Le Rapport De Brodeck by Philippe Claudel

Le Rapport De Brodeck by Philippe Claudel

Auteur:Philippe Claudel [Claudel, Philippe]
La langue: fra
Format: epub
Éditeur: Stock
Publié: 0101-01-01T00:00:00+00:00


XXIII

Durant l’après-midi de ce jour, j’avais emmené Emélia et Poupchette avec moi. Nous étions montés jusqu’à la cabane du Lutz. C’est un ancien abri de berger, mais qui ne sert plus depuis deux décennies. Les pâtures qui l’entourent se sont peu à peu couvertes de joncs et de renoncules agrifaires. L’herbe a reculé devant l’avancée des mousses. Des mares sont apparues, d’abord simples flaques, puis elles ont transformé le lieu en une sorte de fantôme, de fantôme de pré, qui ne s’est pas encore tout à fait réincarné en marécage. J’ai écrit déjà trois rapports sur cette métamorphose, pour essayer de la comprendre, de l’expliquer et, chaque année, j’y retourne à la même époque pour mesurer l’étendue et la nature des changements. La cabane est à deux heures de marche du village, en allant vers l’ouest. Le sentier qui y conduit n’a plus sa rigueur passée, lorsque chaque année, des centaines de sabots lui donnaient profondeur et forme. Les sentiers sont comme les hommes, ils meurent aussi. Peu à peu ils s’encombrent, se comblent, se morcellent, se laissent manger par les herbes, puis disparaissent. Et il ne faut que peu d’années pour qu’on n’en distingue plus guère que l’échine et que la plupart des êtres finissent par les oublier.

Poupchette hissée sur mes épaules lançait son bavardage aux nuages. Elle leur parlait comme s’ils avaient pu la comprendre. Elle leur disait de se pousser, de rentrer leurs gros ventres, de laisser le soleil seul dans le grand ciel. L’air descendu des montagnes donnait à ses joues une roseur toute fraîche.

Je tenais la main d’Emélia. Elle marchait à bonne allure. Son regard se posait sur le sol parfois, et parfois il allait très au loin, vers la nervure de l’horizon échancré par les ressauts des Prinzhornï. Mais dans les deux cas, je voyais bien que ses yeux ne se posaient pas vraiment sur le paysage, proche ou lointain. Ses yeux semblaient être des papillons, des merveilles mobiles allant çà et là sans raison profonde, comme entraînés par le vent, l’air transparent, mais qui ne songeaient à rien de ce qu’ils faisaient, ni de ce qu’ils voyaient. Elle avançait en silence. Sans doute le rythme court de son souffle l’empêchait-il de fredonner sa chanson éternelle. Elle gardait ses lèvres un peu ouvertes. Je lui tenais la main.
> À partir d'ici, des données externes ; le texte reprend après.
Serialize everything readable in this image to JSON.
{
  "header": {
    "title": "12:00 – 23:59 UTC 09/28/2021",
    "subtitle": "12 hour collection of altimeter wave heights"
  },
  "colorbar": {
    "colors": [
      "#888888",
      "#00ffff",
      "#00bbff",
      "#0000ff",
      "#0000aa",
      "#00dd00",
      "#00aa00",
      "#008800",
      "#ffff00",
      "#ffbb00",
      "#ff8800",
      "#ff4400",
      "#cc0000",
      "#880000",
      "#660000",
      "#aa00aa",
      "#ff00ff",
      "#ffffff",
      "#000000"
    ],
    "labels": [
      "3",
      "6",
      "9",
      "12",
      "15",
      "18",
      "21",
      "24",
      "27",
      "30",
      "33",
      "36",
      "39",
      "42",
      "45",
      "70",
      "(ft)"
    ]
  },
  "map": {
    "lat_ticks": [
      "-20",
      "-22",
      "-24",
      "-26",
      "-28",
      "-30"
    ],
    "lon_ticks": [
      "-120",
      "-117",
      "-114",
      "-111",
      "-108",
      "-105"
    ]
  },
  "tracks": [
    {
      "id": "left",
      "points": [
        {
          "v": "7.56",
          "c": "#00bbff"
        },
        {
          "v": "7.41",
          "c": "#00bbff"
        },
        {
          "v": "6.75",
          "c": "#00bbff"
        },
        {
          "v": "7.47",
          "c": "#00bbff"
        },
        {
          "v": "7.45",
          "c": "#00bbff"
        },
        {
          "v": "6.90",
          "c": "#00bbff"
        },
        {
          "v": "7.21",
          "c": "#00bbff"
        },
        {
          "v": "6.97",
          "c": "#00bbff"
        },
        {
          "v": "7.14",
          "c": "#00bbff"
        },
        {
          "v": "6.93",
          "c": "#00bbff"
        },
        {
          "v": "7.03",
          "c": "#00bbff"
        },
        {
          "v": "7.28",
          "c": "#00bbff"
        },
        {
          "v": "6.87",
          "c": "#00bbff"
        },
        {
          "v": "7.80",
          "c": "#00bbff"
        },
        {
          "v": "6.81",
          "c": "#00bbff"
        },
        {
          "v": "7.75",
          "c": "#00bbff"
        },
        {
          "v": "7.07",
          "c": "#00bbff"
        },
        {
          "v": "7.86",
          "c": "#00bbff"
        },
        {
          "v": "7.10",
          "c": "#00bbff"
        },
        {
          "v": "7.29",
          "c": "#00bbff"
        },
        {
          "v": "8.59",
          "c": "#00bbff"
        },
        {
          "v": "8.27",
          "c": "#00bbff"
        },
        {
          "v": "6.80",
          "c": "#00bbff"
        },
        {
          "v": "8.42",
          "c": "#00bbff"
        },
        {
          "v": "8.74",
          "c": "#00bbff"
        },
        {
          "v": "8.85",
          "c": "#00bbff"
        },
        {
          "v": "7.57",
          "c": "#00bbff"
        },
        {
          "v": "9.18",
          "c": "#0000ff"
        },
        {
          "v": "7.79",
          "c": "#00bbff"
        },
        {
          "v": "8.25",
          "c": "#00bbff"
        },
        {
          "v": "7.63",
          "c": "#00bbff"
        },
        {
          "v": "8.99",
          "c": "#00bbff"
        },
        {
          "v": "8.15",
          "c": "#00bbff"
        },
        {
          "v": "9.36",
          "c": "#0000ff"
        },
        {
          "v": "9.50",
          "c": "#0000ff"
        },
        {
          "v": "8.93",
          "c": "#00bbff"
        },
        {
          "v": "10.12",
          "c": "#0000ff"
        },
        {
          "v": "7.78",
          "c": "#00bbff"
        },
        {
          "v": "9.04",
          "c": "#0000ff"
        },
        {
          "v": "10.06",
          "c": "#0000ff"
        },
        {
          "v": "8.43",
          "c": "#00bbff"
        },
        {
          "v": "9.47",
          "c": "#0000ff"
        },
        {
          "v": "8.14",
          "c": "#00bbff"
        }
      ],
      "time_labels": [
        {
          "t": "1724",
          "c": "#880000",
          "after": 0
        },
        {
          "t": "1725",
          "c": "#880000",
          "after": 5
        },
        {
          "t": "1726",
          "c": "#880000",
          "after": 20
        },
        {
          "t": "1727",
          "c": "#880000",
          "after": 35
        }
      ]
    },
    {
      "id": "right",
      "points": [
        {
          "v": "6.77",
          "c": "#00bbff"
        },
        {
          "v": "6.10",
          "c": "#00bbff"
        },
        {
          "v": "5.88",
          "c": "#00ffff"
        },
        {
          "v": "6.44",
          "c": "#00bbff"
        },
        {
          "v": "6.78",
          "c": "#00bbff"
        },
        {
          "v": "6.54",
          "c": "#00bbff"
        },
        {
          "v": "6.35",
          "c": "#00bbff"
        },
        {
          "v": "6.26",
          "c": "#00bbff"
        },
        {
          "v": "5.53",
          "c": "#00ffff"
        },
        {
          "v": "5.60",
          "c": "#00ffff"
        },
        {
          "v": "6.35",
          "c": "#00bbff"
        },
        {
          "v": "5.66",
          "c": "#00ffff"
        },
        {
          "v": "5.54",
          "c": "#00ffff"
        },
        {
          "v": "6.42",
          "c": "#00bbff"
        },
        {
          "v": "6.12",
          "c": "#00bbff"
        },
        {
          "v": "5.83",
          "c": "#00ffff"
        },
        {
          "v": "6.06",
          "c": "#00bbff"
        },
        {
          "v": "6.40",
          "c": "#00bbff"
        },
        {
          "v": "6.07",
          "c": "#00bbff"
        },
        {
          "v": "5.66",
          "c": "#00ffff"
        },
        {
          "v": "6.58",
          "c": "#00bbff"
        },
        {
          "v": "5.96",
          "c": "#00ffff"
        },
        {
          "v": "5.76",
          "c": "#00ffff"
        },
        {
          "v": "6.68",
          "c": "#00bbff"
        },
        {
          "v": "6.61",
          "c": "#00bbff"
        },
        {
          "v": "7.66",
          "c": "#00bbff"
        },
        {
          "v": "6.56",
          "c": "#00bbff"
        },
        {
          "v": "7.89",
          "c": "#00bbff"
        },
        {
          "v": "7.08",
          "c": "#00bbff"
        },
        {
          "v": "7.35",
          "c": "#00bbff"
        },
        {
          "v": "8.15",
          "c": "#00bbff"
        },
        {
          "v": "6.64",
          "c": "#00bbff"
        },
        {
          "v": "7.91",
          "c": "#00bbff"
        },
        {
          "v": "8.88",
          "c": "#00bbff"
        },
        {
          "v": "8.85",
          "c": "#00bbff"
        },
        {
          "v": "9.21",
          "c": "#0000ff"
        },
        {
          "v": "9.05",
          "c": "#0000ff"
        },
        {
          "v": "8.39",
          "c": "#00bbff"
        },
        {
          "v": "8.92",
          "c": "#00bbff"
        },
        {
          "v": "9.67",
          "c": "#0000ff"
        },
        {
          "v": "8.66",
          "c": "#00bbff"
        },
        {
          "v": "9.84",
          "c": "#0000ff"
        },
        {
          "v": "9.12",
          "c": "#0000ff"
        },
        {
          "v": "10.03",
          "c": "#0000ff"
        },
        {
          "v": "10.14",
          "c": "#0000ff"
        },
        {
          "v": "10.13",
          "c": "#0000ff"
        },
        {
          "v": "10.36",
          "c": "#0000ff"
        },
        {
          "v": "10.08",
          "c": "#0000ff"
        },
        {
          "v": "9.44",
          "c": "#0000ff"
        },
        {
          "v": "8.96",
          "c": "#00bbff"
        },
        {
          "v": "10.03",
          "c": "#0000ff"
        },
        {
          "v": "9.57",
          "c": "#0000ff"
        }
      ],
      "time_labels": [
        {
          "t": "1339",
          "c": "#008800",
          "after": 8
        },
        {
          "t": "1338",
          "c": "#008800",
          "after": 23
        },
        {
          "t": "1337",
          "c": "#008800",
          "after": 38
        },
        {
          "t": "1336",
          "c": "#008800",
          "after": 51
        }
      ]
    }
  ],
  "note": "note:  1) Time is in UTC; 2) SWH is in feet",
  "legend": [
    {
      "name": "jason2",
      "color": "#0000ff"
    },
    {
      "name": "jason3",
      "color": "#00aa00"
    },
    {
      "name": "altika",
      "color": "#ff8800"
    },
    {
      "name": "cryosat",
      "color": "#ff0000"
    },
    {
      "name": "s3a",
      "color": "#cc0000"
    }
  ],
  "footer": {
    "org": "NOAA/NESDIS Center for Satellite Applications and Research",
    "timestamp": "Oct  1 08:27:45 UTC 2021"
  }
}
Je sentais sa chaleur mais elle ne s’apercevait de rien, et ne savait peut-être plus combien l’aimait celui qui la menait ainsi.

Parvenus près de la cabane, j’ai fait asseoir Emélia sur le banc de pierre qui est contre la porte. J’ai posé Poupchette à ses côtés en lui disant d’être bien sage tandis que je faisais mes relevés, que je n’en avais pas pour très longtemps et qu’ensuite nous mangerions ici le Pressfrütekof et le gâteau de pommes et de noix que la vieille Fédorine avait emballés pour nous dans un grand torchon blanc.

J’ai commencé mes mesures. J’ai retrouvé les repères sur lesquels je m’appuyais chaque année, de grandes pierres qui jadis délimitaient les enclos et les mitoyennetés.